Last week was blockchain week in New York, and on Wednesday I was at the Consensus conference to moderate a couple of panels, one of which was titled “Policing the Blockchain: Protecting Investors and Consumers.”

It was an exciting discussion for me, because one of the panelists, Michael Terpin, had been the victim of a SIM-swapping, or phone-number porting attack, in which thieves took control of his phone and email accounts and used their access to pillage some $24 million of Terpin’s cryptocurrency. I’d written a magazine feature for Fortune on the trend back in 2017, and it is now so common that several investors were hacked while attending last year’s Consensus conference; when I polled the audience at my panel, at least two people in the crowd admitted to having experienced a similar attack.

When I covered the issue almost two years ago, catching the culprits seemed rather hopeless, given the scant attention these cases were getting from law enforcement. But in Terpin’s case, investigators in California managed to track down at least one of the thieves, who has since pleaded guilty to stealing the crypto—and last week, days before our panel, a court awarded Terpin nearly $76 million in damages.

Finally, it seems, there is justice for victims of crypto theft.

But throughout the discussion another disturbing pattern emerged.

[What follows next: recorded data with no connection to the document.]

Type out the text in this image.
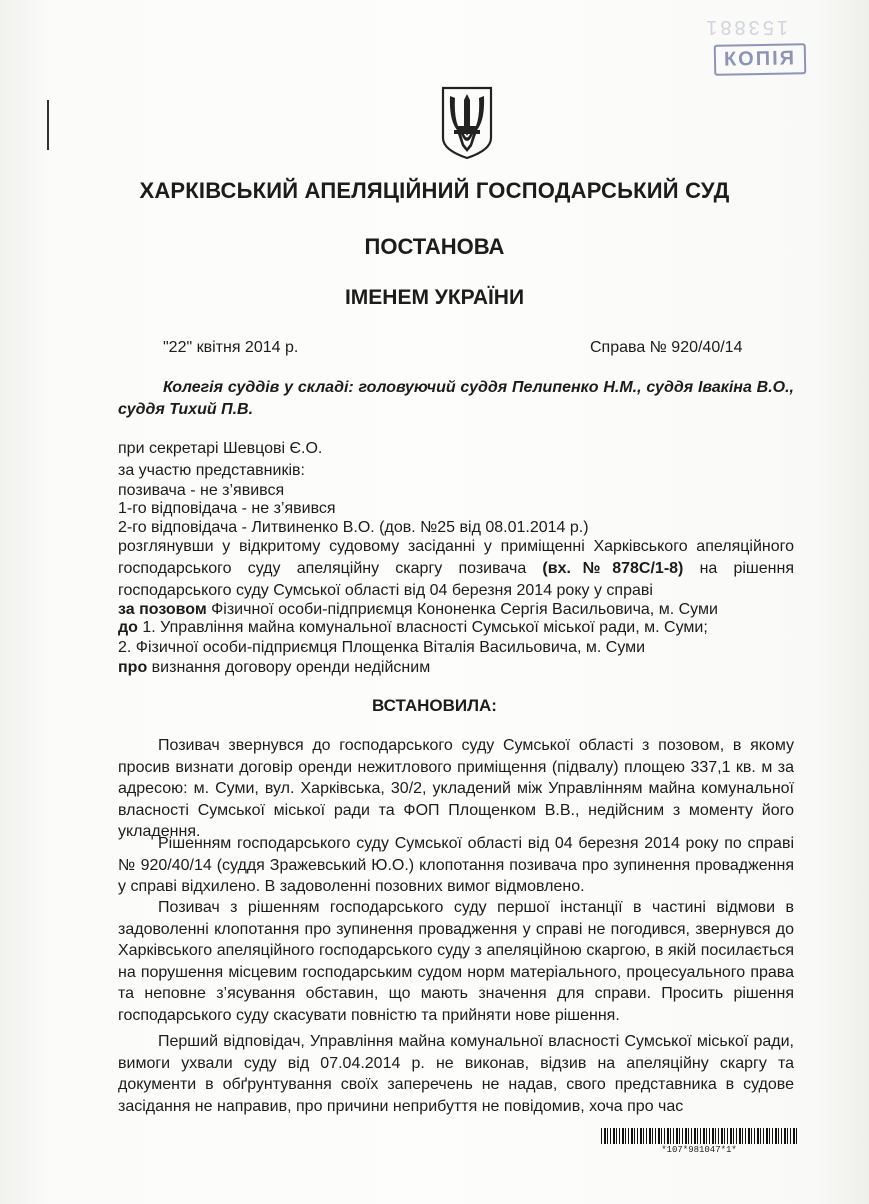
153881
КОПІЯ
ХАРКІВСЬКИЙ АПЕЛЯЦІЙНИЙ ГОСПОДАРСЬКИЙ СУД
ПОСТАНОВА
ІМЕНЕМ УКРАЇНИ
"22" квітня 2014 р.	Справа № 920/40/14
Колегія суддів у складі: головуючий суддя Пелипенко Н.М., суддя Івакіна В.О., суддя Тихий П.В.
при секретарі Шевцові Є.О.
за участю представників:
позивача - не з’явився
1-го відповідача - не з’явився
2-го відповідача - Литвиненко В.О. (дов. №25 від 08.01.2014 р.)
розглянувши у відкритому судовому засіданні у приміщенні Харківського апеляційного господарського суду апеляційну скаргу позивача (вх.№878С/1-8) на рішення господарського суду Сумської області від 04 березня 2014 року у справі
за позовом Фізичної особи-підприємця Кононенка Сергія Васильовича, м. Суми
до 1. Управління майна комунальної власності Сумської міської ради, м. Суми;
2. Фізичної особи-підприємця Площенка Віталія Васильовича, м. Суми
про визнання договору оренди недійсним
ВСТАНОВИЛА:
Позивач звернувся до господарського суду Сумської області з позовом, в якому просив визнати договір оренди нежитлового приміщення (підвалу) площею 337,1 кв. м за адресою: м. Суми, вул. Харківська, 30/2, укладений між Управлінням майна комунальної власності Сумської міської ради та ФОП Площенком В.В., недійсним з моменту його укладення.
Рішенням господарського суду Сумської області від 04 березня 2014 року по справі № 920/40/14 (суддя Зражевський Ю.О.) клопотання позивача про зупинення провадження у справі відхилено. В задоволенні позовних вимог відмовлено.
Позивач з рішенням господарського суду першої інстанції в частині відмови в задоволенні клопотання про зупинення провадження у справі не погодився, звернувся до Харківського апеляційного господарського суду з апеляційною скаргою, в якій посилається на порушення місцевим господарським судом норм матеріального, процесуального права та неповне з’ясування обставин, що мають значення для справи. Просить рішення господарського суду скасувати повністю та прийняти нове рішення.
Перший відповідач, Управління майна комунальної власності Сумської міської ради, вимоги ухвали суду від 07.04.2014 р. не виконав, відзив на апеляційну скаргу та документи в обґрунтування своїх заперечень не надав, свого представника в судове засідання не направив, про причини неприбуття не повідомив, хоча про час
*107*981047*1*
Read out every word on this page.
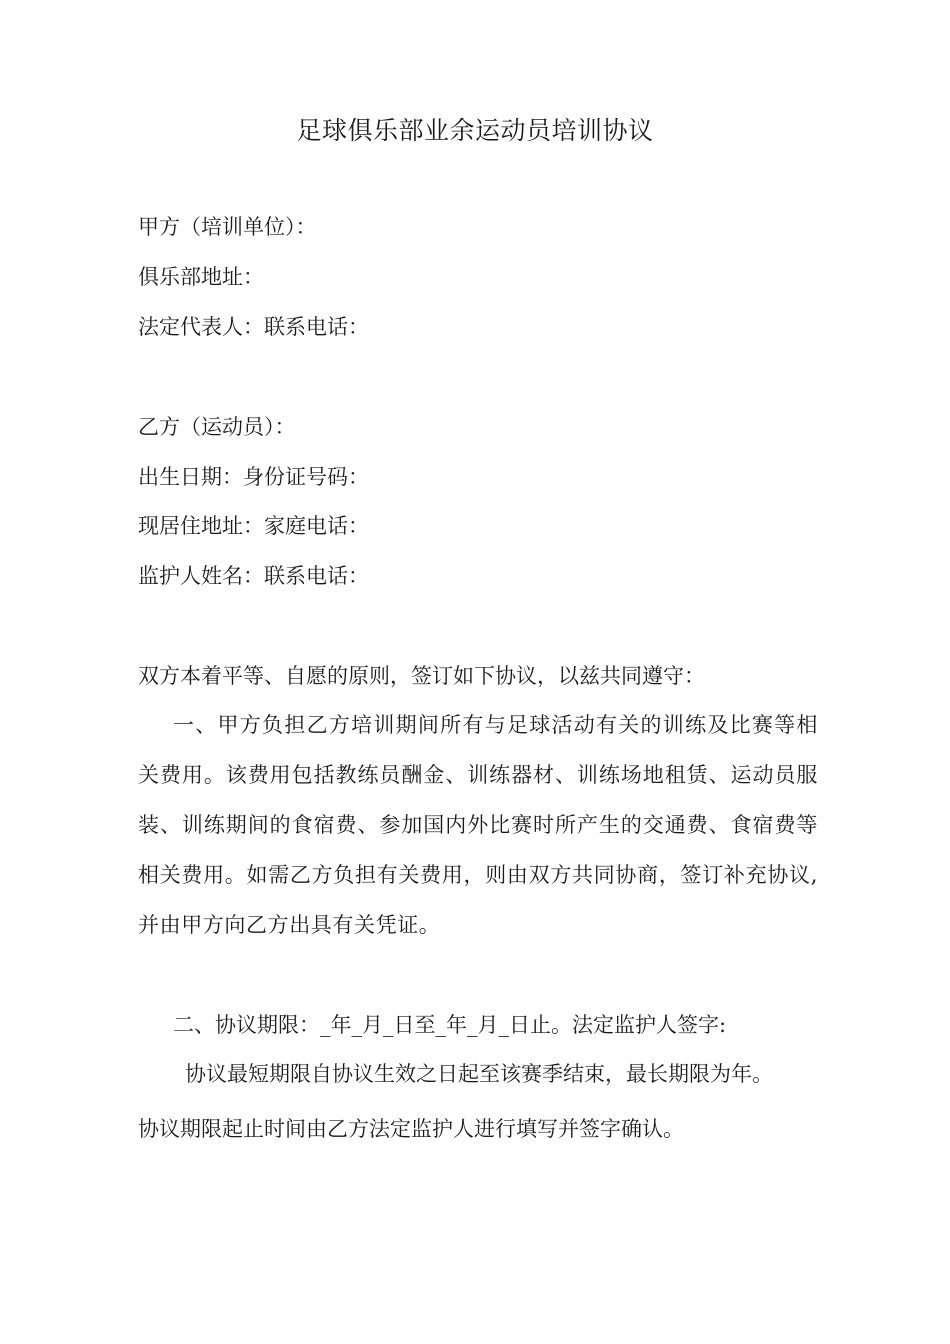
足球俱乐部业余运动员培训协议
甲方（培训单位）：
俱乐部地址：
法定代表人：联系电话：
乙方（运动员）：
出生日期：身份证号码：
现居住地址：家庭电话：
监护人姓名：联系电话：
双方本着平等、自愿的原则，签订如下协议，以兹共同遵守：
一、甲方负担乙方培训期间所有与足球活动有关的训练及比赛等相关费用。该费用包括教练员酬金、训练器材、训练场地租赁、运动员服装、训练期间的食宿费、参加国内外比赛时所产生的交通费、食宿费等相关费用。如需乙方负担有关费用，则由双方共同协商，签订补充协议,并由甲方向乙方出具有关凭证。
二、协议期限：_年_月_日至_年_月_日止。法定监护人签字:
协议最短期限自协议生效之日起至该赛季结束，最长期限为年。
协议期限起止时间由乙方法定监护人进行填写并签字确认。
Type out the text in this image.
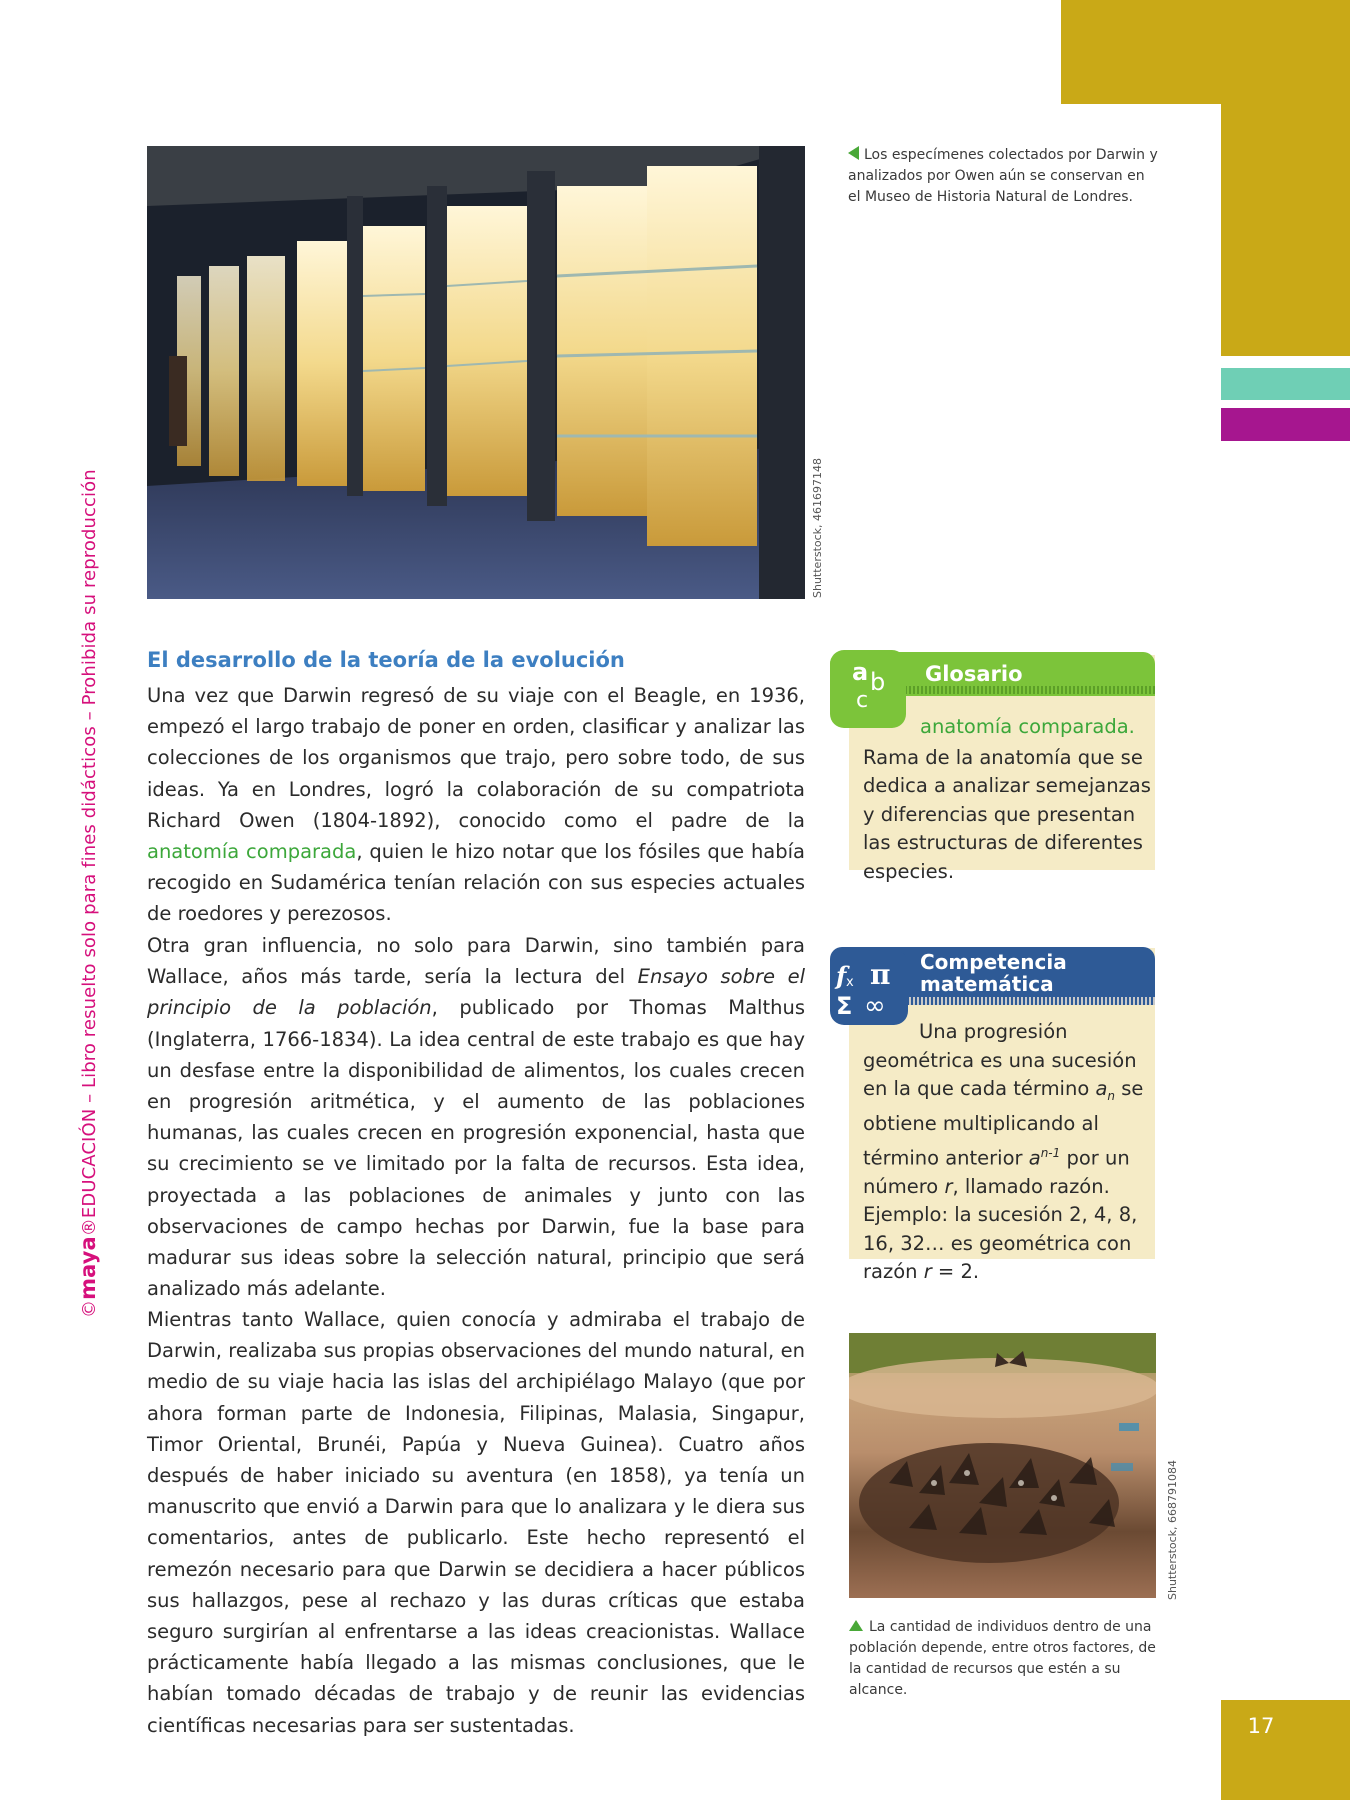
17
©maya®EDUCACIÓN – Libro resuelto solo para fines didácticos – Prohibida su reproducción	Shutterstock, 461697148
Los especímenes colectados por Darwin y analizados por Owen aún se conservan en el Museo de Historia Natural de Londres.
El desarrollo de la teoría de la evolución
Una vez que Darwin regresó de su viaje con el Beagle, en 1936, empezó el largo trabajo de poner en orden, clasificar y analizar las colecciones de los organismos que trajo, pero sobre todo, de sus ideas. Ya en Londres, logró la colaboración de su compatriota Richard Owen (1804-1892), conocido como el padre de la anatomía comparada, quien le hizo notar que los fósiles que había recogido en Sudamérica tenían relación con sus especies actuales de roedores y perezosos.
Otra gran influencia, no solo para Darwin, sino también para Wallace, años más tarde, sería la lectura del Ensayo sobre el principio de la población, publicado por Thomas Malthus (Inglaterra, 1766-1834). La idea central de este trabajo es que hay un desfase entre la disponibilidad de alimentos, los cuales crecen en progresión aritmética, y el aumento de las poblaciones humanas, las cuales crecen en progresión exponencial, hasta que su crecimiento se ve limitado por la falta de recursos. Esta idea, proyectada a las poblaciones de animales y junto con las observaciones de campo hechas por Darwin, fue la base para madurar sus ideas sobre la selección natural, principio que será analizado más adelante.
Mientras tanto Wallace, quien conocía y admiraba el trabajo de Darwin, realizaba sus propias observaciones del mundo natural, en medio de su viaje hacia las islas del archipiélago Malayo (que por ahora forman parte de Indonesia, Filipinas, Malasia, Singapur, Timor Oriental, Brunéi, Papúa y Nueva Guinea). Cuatro años después de haber iniciado su aventura (en 1858), ya tenía un manuscrito que envió a Darwin para que lo analizara y le diera sus comentarios, antes de publicarlo. Este hecho representó el remezón necesario para que Darwin se decidiera a hacer públicos sus hallazgos, pese al rechazo y las duras críticas que estaba seguro surgirían al enfrentarse a las ideas creacionistas. Wallace prácticamente había llegado a las mismas conclusiones, que le habían tomado décadas de trabajo y de reunir las evidencias científicas necesarias para ser sustentadas.
a b
c
Glosario
anatomía comparada.
Rama de la anatomía que se dedica a analizar semejanzas y diferencias que presentan las estructuras de diferentes especies.
f x π
Σ ∞
Competencia
matemática
Una progresión geométrica es una sucesión en la que cada término $a_n$ se obtiene multiplicando al término anterior $a^{n-1}$ por un número r, llamado razón. Ejemplo: la sucesión 2, 4, 8, 16, 32… es geométrica con razón r = 2.
Shutterstock, 668791084
La cantidad de individuos dentro de una población depende, entre otros factores, de la cantidad de recursos que estén a su alcance.
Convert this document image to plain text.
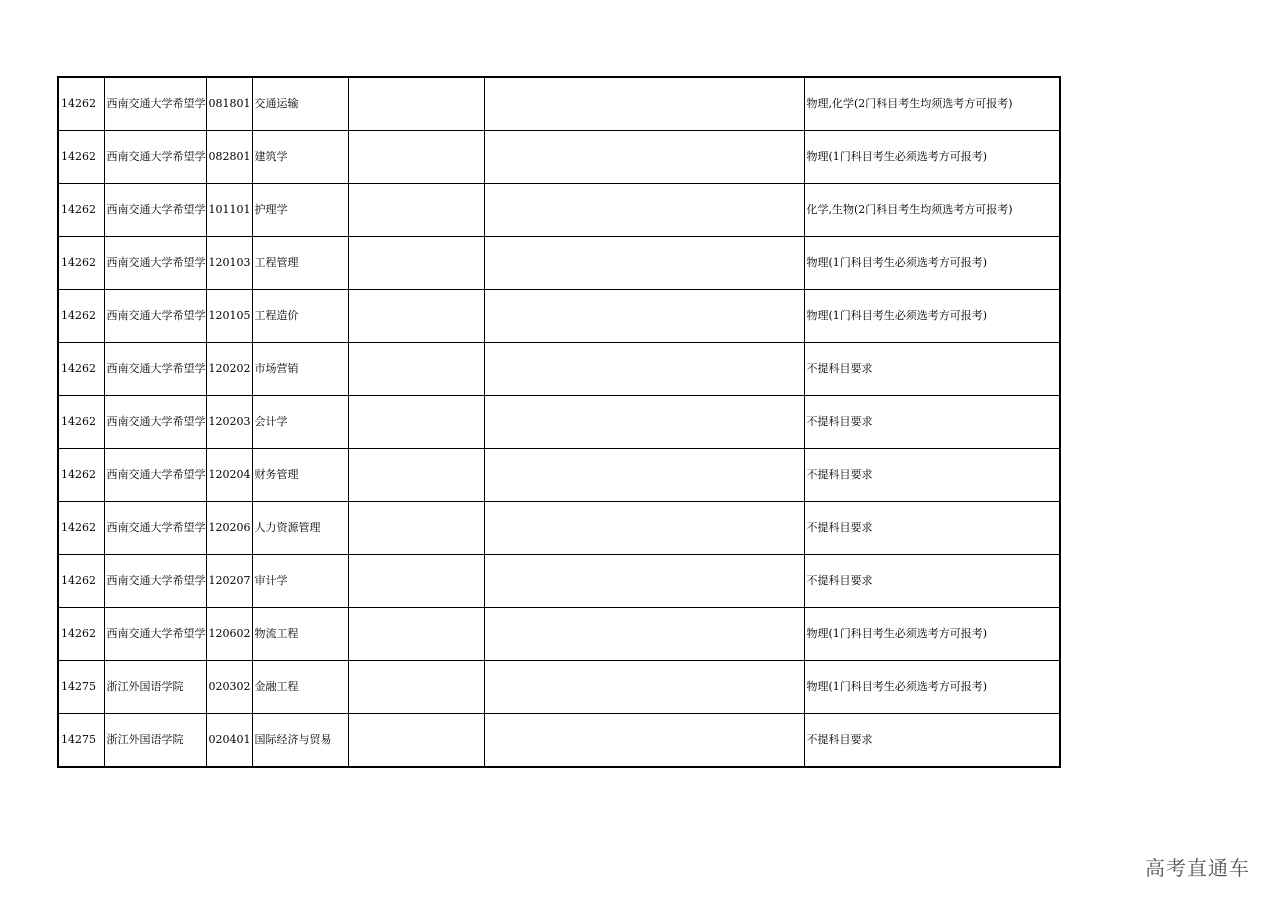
14262	西南交通大学希望学	081801	交通运输			物理,化学(2门科目考生均须选考方可报考)
14262	西南交通大学希望学	082801	建筑学			物理(1门科目考生必须选考方可报考)
14262	西南交通大学希望学	101101	护理学			化学,生物(2门科目考生均须选考方可报考)
14262	西南交通大学希望学	120103	工程管理			物理(1门科目考生必须选考方可报考)
14262	西南交通大学希望学	120105	工程造价			物理(1门科目考生必须选考方可报考)
14262	西南交通大学希望学	120202	市场营销			不提科目要求
14262	西南交通大学希望学	120203	会计学			不提科目要求
14262	西南交通大学希望学	120204	财务管理			不提科目要求
14262	西南交通大学希望学	120206	人力资源管理			不提科目要求
14262	西南交通大学希望学	120207	审计学			不提科目要求
14262	西南交通大学希望学	120602	物流工程			物理(1门科目考生必须选考方可报考)
14275	浙江外国语学院	020302	金融工程			物理(1门科目考生必须选考方可报考)
14275	浙江外国语学院	020401	国际经济与贸易			不提科目要求
高考直通车
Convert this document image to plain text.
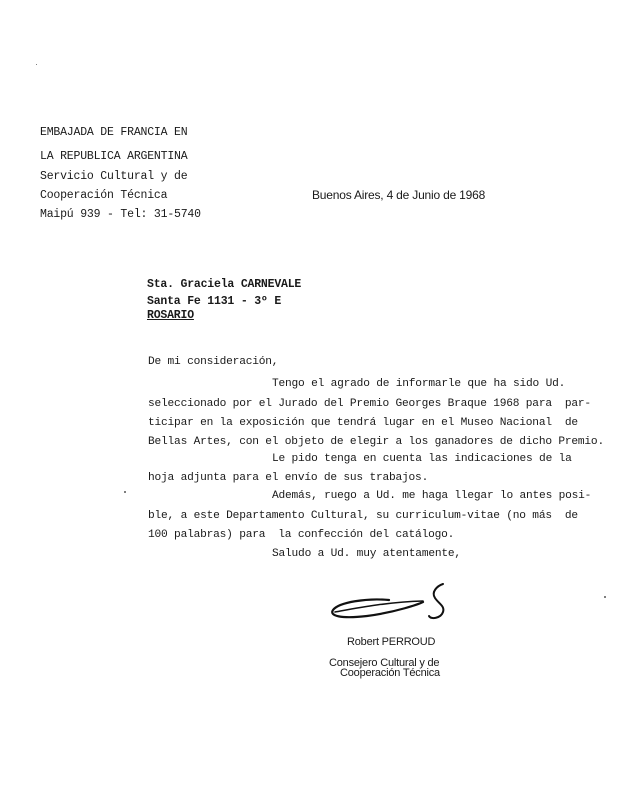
EMBAJADA DE FRANCIA EN
LA REPUBLICA ARGENTINA
Servicio Cultural y de
Cooperación Técnica
Maipú 939 - Tel: 31-5740
Buenos Aires, 4 de Junio de 1968
Sta. Graciela CARNEVALE
Santa Fe 1131 - 3º E
ROSARIO
De mi consideración,
Tengo el agrado de informarle que ha sido Ud.
seleccionado por el Jurado del Premio Georges Braque 1968 para  par-
ticipar en la exposición que tendrá lugar en el Museo Nacional  de
Bellas Artes, con el objeto de elegir a los ganadores de dicho Premio.
Le pido tenga en cuenta las indicaciones de la
hoja adjunta para el envío de sus trabajos.
Además, ruego a Ud. me haga llegar lo antes posi-
ble, a este Departamento Cultural, su curriculum-vitae (no más  de
100 palabras) para  la confección del catálogo.
Saludo a Ud. muy atentamente,
Robert PERROUD
Consejero Cultural y de
Cooperación Técnica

Terpin’s investigation had led him to AT&T, his cellphone carrier at the time who he is now suing in federal court. (AT&T ranks No. 9 on this year’s Fortune 500 list, which we just released last week.) Terpin, who runs a blockchain-focused PR firm, alleges that the attackers took control of his phone by convincing an AT&T store employee to switch his phone number to a new device despite not knowing his pin code. Often, Terpin said on the panel, attackers will bribe AT&T employees with $100 to override the pin requirement; more than 40 phone hacks track back to one employee in a store in Tucson, Arizona, he claimed.

An AT&T spokesperson told the New York Post last month that “Mr. Terpin is wrong, and we have asked the court to dismiss his complaint.”

But David Silver, a lawyer who specializes in going after cryptocurrency fraud, also sat on the panel. And not only was Silver a victim of the same type of attack when he, like Terpin, used AT&T for his cellphone carrier, but the lawyer is now representing more than 30 other clients who are suing AT&T for the attacks they suffered themselves. (While he is also pursuing similar cases against Verizon, T-Mobile and Sprint, there are far fewer in number, Silver said.)

While the hackers have gotten more sophisticated, Silver said, “for lack of a better term—hell, I’m on camera—AT&T is working with them.”

AT&T is “the absolute weak link,” added Terpin, who is now advocating for regulations that would put more security in place to prevent carriers from so easily handing over or bypassing customers’ pin numbers.

“Michael and I will both tell you, AT&T’s security isn’t worth the money you pay for it,” said Silver.

Their advice: “If you have an AT&T account, switch it over immediately to anybody else,” Terpin suggested. He recommends using Google Fi or T-Mobile instead.

For now, Silver is arguing his cases in arbitration with AT&T, and according to him, the cellphone carrier is claiming that its terms of service shield it from liability in all such cryptocurrency thefts.